Les distributions de GHF ont donné lieu à des scènes chaotiques, l'armée israélienne ayant fait feu à plusieurs reprises pour tenter de contenir des centaines de Palestiniens désespérés. "Pour de nombreux habitants, tenter d’atteindre un sac de farine ou une ration chaude revient à risquer sa vie", a dénoncé l'ONU fin juin.
MSF pointe l'organisation de GHF
Selon Aitor Zabalgogeazkoa, coordinateur des urgences de Médecins sans Frontières à Gaza, les quatre sites de distribution de GHF, "tous situés dans des zones entièrement contrôlées par les forces israéliennes après que les habitants en ont été déplacés de force, ont la taille d'un terrain de football et sont entourés de postes d'observation, de talus de terre et de barbelés. Leur entrée clôturée ne permet qu'un seul point d'accès".
"Les travailleurs de GHF déposent les palettes et les caisses de nourriture et ouvrent les clôtures avant de laisser des milliers de personnes entrer en même temps pour se battre jusqu'au dernier grain de riz", a-t-il expliqué dans un communiqué de l'ONG fin juin.
"Si les gens arrivent trop tôt et s'approchent des points de contrôle, ils se font tirer dessus.
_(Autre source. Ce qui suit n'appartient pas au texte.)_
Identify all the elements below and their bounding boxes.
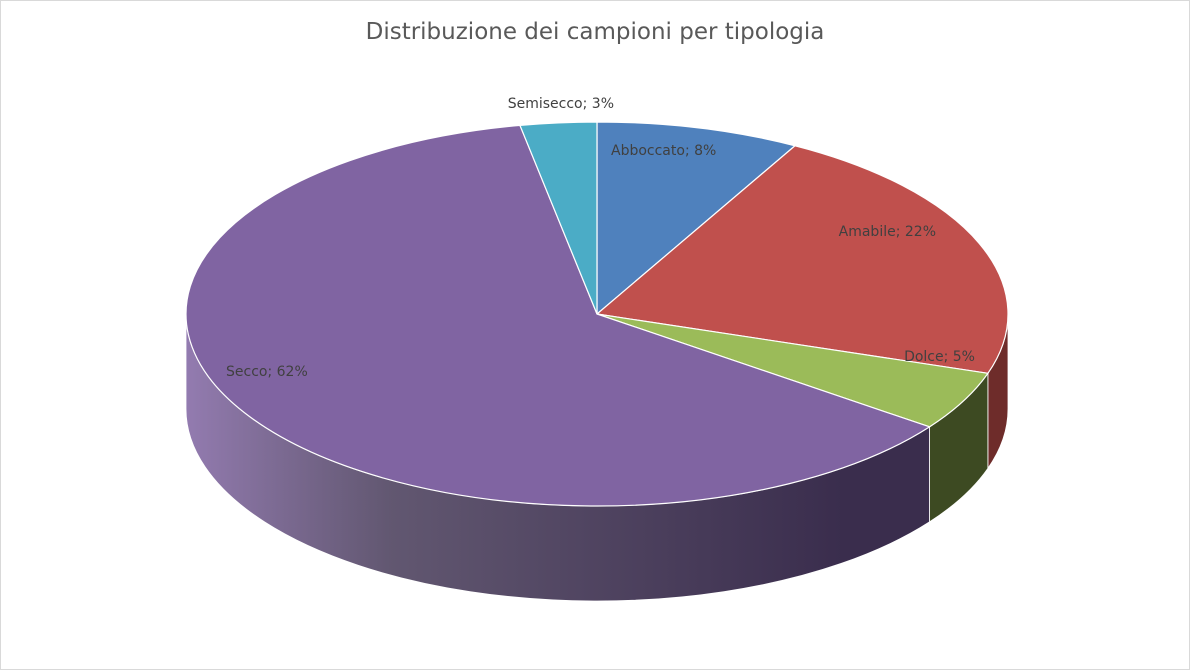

S'ils arrivent à l'heure, mais qu'il y a trop de monde et qu'ils sautent par-dessus les talus et les barbelés, ils se font tirer dessus ", a déploré Aitor Zabalgogeazkoa. "S'ils arrivent en retard, ils ne devraient pas être là car c'est une 'zone évacuée', ils se font tirer dessus", a-t-il ajouté.
Assiégés par Israël depuis le début de la guerre en octobre 2023, les 2,4 millions d'habitants de Gaza sont soumis à des pénuries sévères de nourriture et de biens de première nécessité. Le directeur de l'hôpital al-Chifa à Gaza-Ville, Mohammed Abou Salmiya, a indiqué mardi que les décès de 21 enfants "morts de malnutrition ou de faim" ont été enregistrés en 72 heures dans différents établissements y compris le sien, l'hôpital des Martyrs d'al-Aqsa à Deir el-Balah et l'hôpital Nasser à Khan Younès.
L'UE affirme que tuer des civils cherchant de l'aide à Gaza "est indéfendable"
L'armée israélienne "doit cesser" de tuer des civils palestiniens se rassemblant aux points de distribution d'aide humanitaire à Gaza, a affirmé mardi la cheffe de la diplomatie de l'Union européenne, Kaja Kallas.
"J'ai clairement indiqué que l'armée israélienne devait cesser de tuer des personnes aux points de distribution" d'aide humanitaire, a-t-elle déclaré sur X après un entretien avec le ministre israélien des Affaires étrangères Gideon Saar. Tuer des civils cherchant de l'aide à Gaza "est indéfendable", a insisté la responsable estonienne.
L'Union européenne a annoncé il y a deux semaines avoir conclu un accord avec Israël sur une amélioration des livraisons d'aide humanitaire à Gaza. "Israël a respecté certains engagements, comme je l'ai déjà indiqué la semaine dernière, mais il est clair qu'il reste encore beaucoup à faire", a indiqué mardi un porte-parole du service diplomatique de l'UE, Anouar El Anouni, soulignant que Kaja Kallas "maintenait la pression" auprès d'Israël.